Canadian Manufacturing

World’s first hydrogen-powered train makes inaugural test run in Germany

by Cleantech Canada Staff   

Cleantech Canada
Manufacturing Operations Research & Development Sustainability Technology / IIoT Cleantech Transportation

Powered by Canadian fuel cells, the Coradia iLint is expected to carry its first passengers in Europe next year

The hydrogen-powered train can travel up 800 kilometres on a single “tank” and reach speeds of 140 km/h. PHOTO: Alstom

SALZGITTER, Germany—Leaving just steam and condensed water in its wake, the world’s only fuel cell-powered train throttled up to 80 kilometres per hour this week during its first true test run in central Germany.

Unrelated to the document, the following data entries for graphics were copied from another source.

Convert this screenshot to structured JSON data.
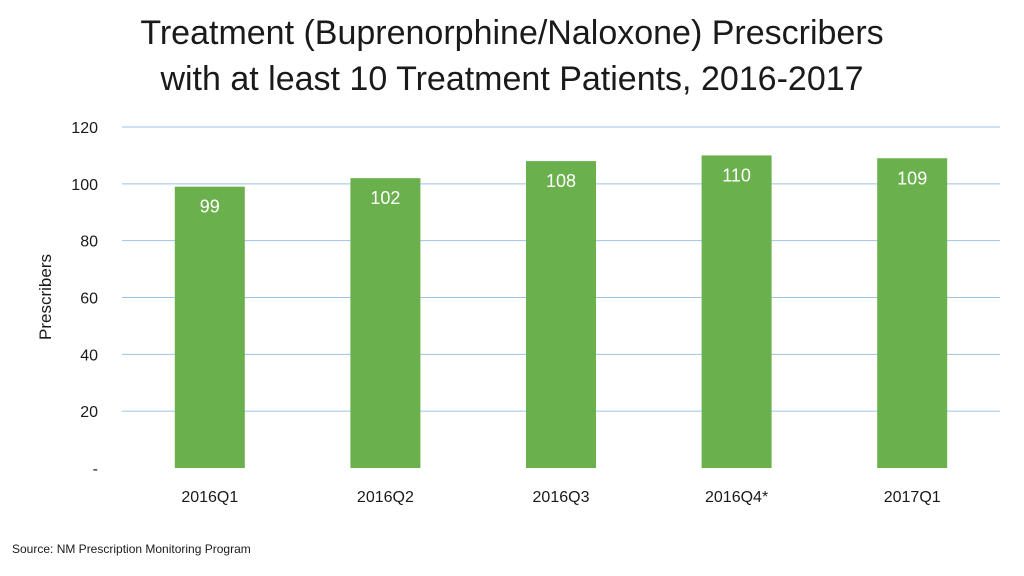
{
  "title_lines": [
    "Treatment (Buprenorphine/Naloxone) Prescribers",
    "with at least 10 Treatment Patients, 2016-2017"
  ],
  "source": "Source:  NM Prescription Monitoring Program",
  "colors": {
    "bar": "#6ab04c",
    "grid": "#9dc3e6",
    "data_label": "#ffffff",
    "text": "#1a1a1a"
  },
  "chart_data": {
    "type": "bar",
    "title": "Treatment (Buprenorphine/Naloxone) Prescribers with at least 10 Treatment Patients, 2016-2017",
    "xlabel": "",
    "ylabel": "Prescribers",
    "categories": [
      "2016Q1",
      "2016Q2",
      "2016Q3",
      "2016Q4*",
      "2017Q1"
    ],
    "values": [
      99,
      102,
      108,
      110,
      109
    ],
    "data_labels": [
      "99",
      "102",
      "108",
      "110",
      "109"
    ],
    "ylim": [
      0,
      120
    ],
    "yticks": [
      0,
      20,
      40,
      60,
      80,
      100,
      120
    ],
    "ytick_labels": [
      "-",
      "20",
      "40",
      "60",
      "80",
      "100",
      "120"
    ],
    "grid": true,
    "legend": "none"
  }
}
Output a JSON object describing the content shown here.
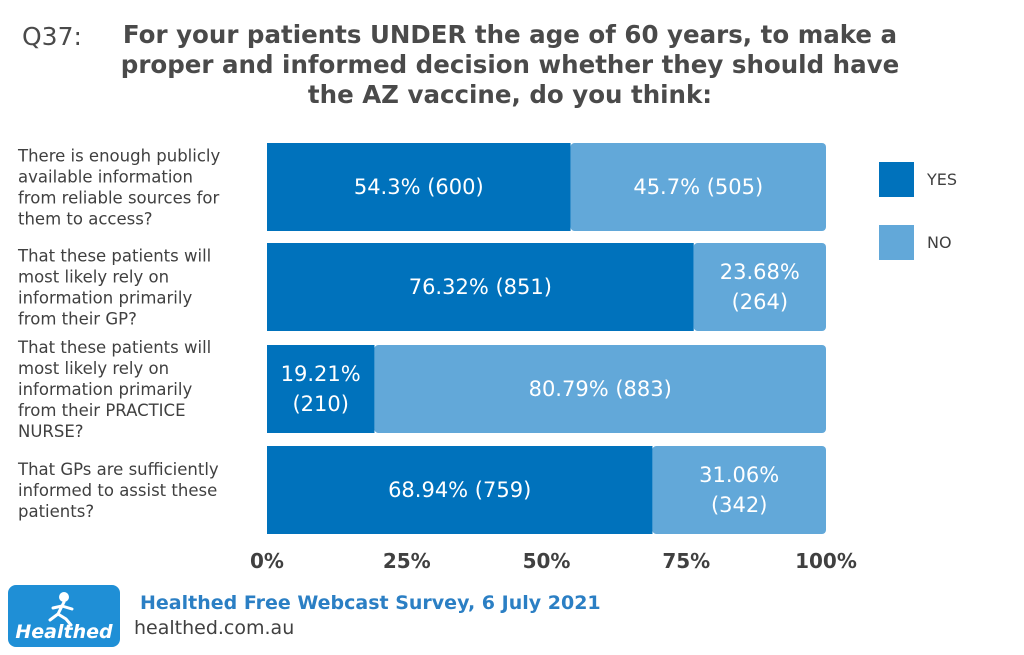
{
  "question": {
    "number": "Q37:",
    "title": "For your patients UNDER the age of 60 years, to make a proper and informed decision whether they should have the AZ vaccine, do you think:"
  },
  "chart_data": {
    "type": "bar",
    "orientation": "horizontal",
    "stacked": true,
    "percent_stacked": true,
    "categories": [
      [
        "There is enough publicly",
        "available information",
        "from reliable sources for",
        "them to access?"
      ],
      [
        "That these patients will",
        "most likely rely on",
        "information primarily",
        "from their GP?"
      ],
      [
        "That these patients will",
        "most likely rely on",
        "information primarily",
        "from their PRACTICE",
        "NURSE?"
      ],
      [
        "That GPs are sufficiently",
        "informed to assist these",
        "patients?"
      ]
    ],
    "series": [
      {
        "name": "YES",
        "color": "#0072bc",
        "values": [
          54.3,
          76.32,
          19.21,
          68.94
        ],
        "labels": [
          [
            "54.3% (600)"
          ],
          [
            "76.32% (851)"
          ],
          [
            "19.21%",
            "(210)"
          ],
          [
            "68.94% (759)"
          ]
        ]
      },
      {
        "name": "NO",
        "color": "#62a8d9",
        "values": [
          45.7,
          23.68,
          80.79,
          31.06
        ],
        "labels": [
          [
            "45.7% (505)"
          ],
          [
            "23.68%",
            "(264)"
          ],
          [
            "80.79% (883)"
          ],
          [
            "31.06%",
            "(342)"
          ]
        ]
      }
    ],
    "xlim": [
      0,
      100
    ],
    "xticks": [
      "0%",
      "25%",
      "50%",
      "75%",
      "100%"
    ],
    "legend_position": "right",
    "grid": false
  },
  "footer": {
    "logo_text": "Healthed",
    "survey": "Healthed Free Webcast Survey, 6 July 2021",
    "url": "healthed.com.au"
  }
}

European train maker Alstom unveiled the fuel cell-powered Coradia iLint at the InnoTrans rail industry trade fair in Berlin last fall and plans to have the hydrogen train carry passengers for the first time next year.

Tuesday’s 80 km/h circuit at the company’s Salzgitter, Germany test track marks the start of a month-long testing period for the train. Engineers will be watching the vehicle’s energy supply system to ensure its drive, fuel cell and battery systems interact properly. They’ll also put the train’s brakes to the test.

The Coradia iLint is based on one of Alstom’s diesel models and uses fuel cells made by Canada’s Hydrogenics Corp. to generate electrical power for traction. It also has lithium-ion batteries on-board to store unspent energy.


Later this year, Alstom plans to put the Coradia iLint through its paces in an extensive test campaign that will take it across Germany and the Czech Republic, as well as up to its maximum speed of 140 km/h.

If all goes well, the rail firm will hold passenger trials in Germany next year.

The train can travel 600 to 800 km on a single “tank” and is designed replace diesel locomotives on regional tracks where electrification is too expensive.

Currently, Alstom says it’s getting the hydrogen gas used to power the train from an industrial source, where it’s produced as a waste product. In the long term, however, the company hopes to see the gas made at wind farms using electrolysis, which could be done without releasing any harmful emissions.

Like electric vehicles, which are only as clean as the electricity used to charge them, fuel cells are only carbon-neutral if the hydrogen they use is produced without creating emissions.